I think I’ve found a bug with @everywhere on 1.3 but it’s hard to reproduce. Basically, it takes very long to load the package when using a cluster with multiple nodes (workload manager is Slurm). See the following results, particularly the output of @time ...
julia> using Distributed, ClusterManagers
julia> addprocs(SlurmManager(512), N=16)
512-element Array{Int64,1}:t of 512
2
3
4
⋮
511
512
513
julia> @time @everywhere using mypackage
519.233305 seconds (17.21 M allocations: 878.619 MiB, 0.08% gc time)
It takes about 7-8 minutes!
At first I thought it was precompiling, but that’s not the case (I tested this by running using mypackage to trigger the compilation locally, and the compiled files are automatically copied to other nodes using Infiniband network). I don’t think precompilation is the problem.
I initially thought this was a cluster configuration problem, but running it on 1.0.5 is much much quicker. In a fresh launch of 1.0.5 and doing addprocs(SlurmManager(512), N=16) as above, I get
julia> @time @everywhere using mypackage
8.020800 seconds (5.05 M allocations: 245.780 MiB, 1.75% gc time)
(this further shows the precompilation is not a problem).
I don’t know what has happened to @everywhere between 1.0.5 to 1.3. The problem also dosn’t exist when just doing addprocs(32) (i.e. just using the local processors rather than distributed over multiple machines). Seems like a bug that @everywhere has regressed so much. Willing to give ssh access to a Julia contributor to debug if possible. I can also create a issue on github if this is indeed a bug.
I raised a similar (probably the same) issue here:
I am still not satisfied with the current situation but now know how to avoid the greatest pitfalls, e.g. first load all the packages you need on the master, then add workers, then load packages you definitely need at workers.
Changing the topology doesn’t do anything. Its still about 8 minutes for using mypackage… I just can’t figure out what’s going on. I am not sure what the problem is, but it seems to be with using statements inside my package itself.
For example, removing using DataFrames reduces the time to about 3 minutes. A huge improvement over the 8 minutes. Again, to reiterate, the packages are already precompiled, so the slowdown must be coming from the __init__ functions or running the code for the global consts, if there are any.
But I am still not sure why it takes longer on 1.3 than 1.0.5. There is still code loading on both.
ok - nowadays I usually take a ElasticManager to manage my workers and tweak the Worker connect command (see on the linked page) such that all the packages are all loaded before ClusterManagers.elastic_worker(...) is called.
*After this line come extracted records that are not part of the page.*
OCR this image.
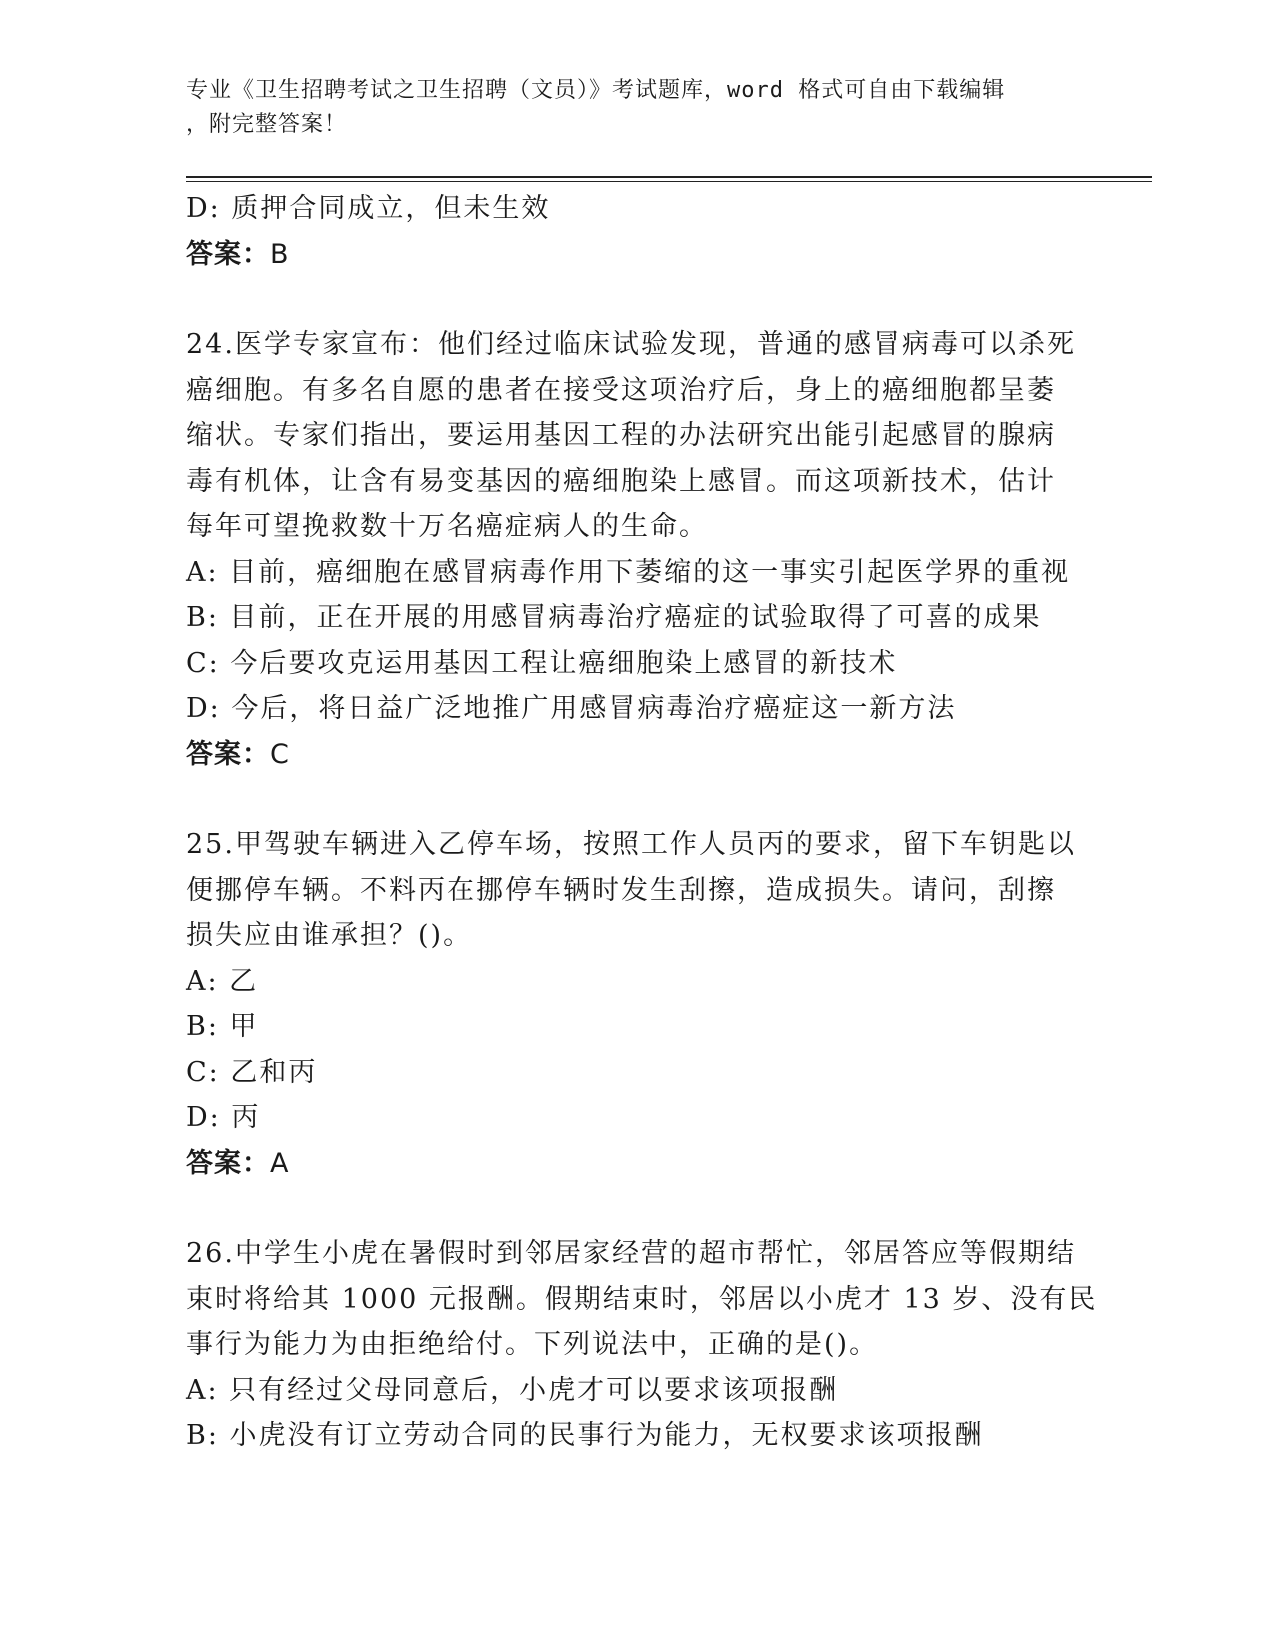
专业《卫生招聘考试之卫生招聘（文员）》考试题库，word 格式可自由下载编辑
，附完整答案！
D: 质押合同成立，但未生效
答案：B
24.医学专家宣布：他们经过临床试验发现，普通的感冒病毒可以杀死
癌细胞。有多名自愿的患者在接受这项治疗后，身上的癌细胞都呈萎
缩状。专家们指出，要运用基因工程的办法研究出能引起感冒的腺病
毒有机体，让含有易变基因的癌细胞染上感冒。而这项新技术，估计
每年可望挽救数十万名癌症病人的生命。
A: 目前，癌细胞在感冒病毒作用下萎缩的这一事实引起医学界的重视
B: 目前，正在开展的用感冒病毒治疗癌症的试验取得了可喜的成果
C: 今后要攻克运用基因工程让癌细胞染上感冒的新技术
D: 今后，将日益广泛地推广用感冒病毒治疗癌症这一新方法
答案：C
25.甲驾驶车辆进入乙停车场，按照工作人员丙的要求，留下车钥匙以
便挪停车辆。不料丙在挪停车辆时发生刮擦，造成损失。请问，刮擦
损失应由谁承担？()。
A: 乙
B: 甲
C: 乙和丙
D: 丙
答案：A
26.中学生小虎在暑假时到邻居家经营的超市帮忙，邻居答应等假期结
束时将给其 1000 元报酬。假期结束时，邻居以小虎才 13 岁、没有民
事行为能力为由拒绝给付。下列说法中，正确的是()。
A: 只有经过父母同意后，小虎才可以要求该项报酬
B: 小虎没有订立劳动合同的民事行为能力，无权要求该项报酬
Depending on how you start your workers this is more gentle on the filesystem. I guess all this loading takes so long because all of a sudden several nodes (in my case 100+) want to load stuff (precompiled or not) from some files.
The macro essentially run remotecall_eval(Main, procs, ex), which is again slow after tests. Increasing nworkers makes the excution time (seen from master) to increase linearly. This indicates that it is essentially serialises the job …
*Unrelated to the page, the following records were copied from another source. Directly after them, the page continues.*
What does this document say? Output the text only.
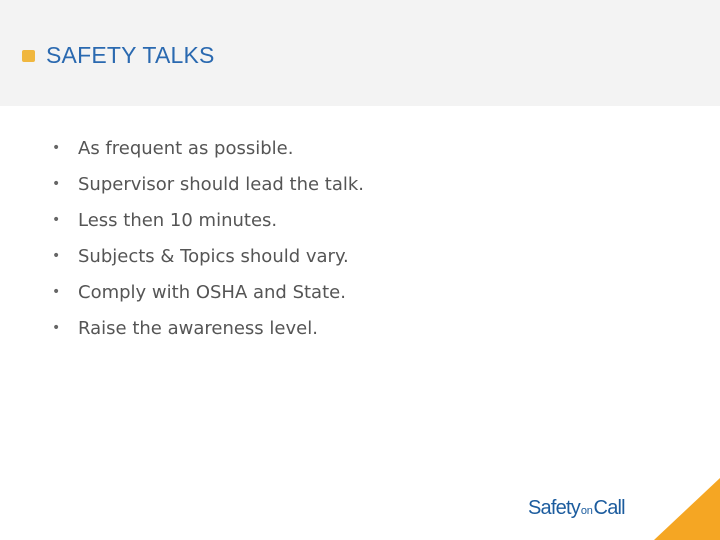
SAFETY TALKS
• As frequent as possible.
• Supervisor should lead the talk.
• Less then 10 minutes.
• Subjects & Topics should vary.
• Comply with OSHA and State.
• Raise the awareness level.
SafetyonCall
I checked the code inside remotecall_eval(Main, procs, ex) and it uses @sync_add what is not defined for me as of julia 1.5.3.
Or I don’t understand why I get @sync_add not defined error messages when I try to use it in a @sync block.
Hi Sixzero,
I have tested @everywhere and pmap() on HPC and the results are here:
Basically I tested the parallelized version of findpi on HPC and put timestamp in between lines. Then I have pin-pointed the time-consuming part, which is the macro @everywhere. Did you have similar situations ? How did you walk around it ?
@moble Thanks for the workaround! I am still seeing quite a lot of overhead even after applying your precompile/sysimage approach. The same block of code executed in @everywhere vs locally is something like 10x slower. Is this consistent with your experience?
For my use case, at least, the scaling was almost perfect once I precompiled. I’m no expert here, but one question jumps out at me: Is that 10x consistent? Like, even after you run whatever computation that is, if you keep the subprocesses up and just ask to re-run it, is it still 10x slower?
If it is consistent, I would guess that you’re doing something that doesn’t actually benefit from parallelization. Is there lots of communication, for example? Is this a too-simple test?
If it’s not consistent, maybe you’re making some subtle mistake on the precompilation.
Did you precompile the code that you actually need to run? In my gist, I used @everywhere 1+2, but you could run some short version of the computation you actually need there instead.
Did you make sure to combine both the main process’s precompilation output and the subprocess precompilation output?
Did you look at the output from the compilation, to check for any warnings?
Are you entirely sure you’re actually using the resulting sysimage?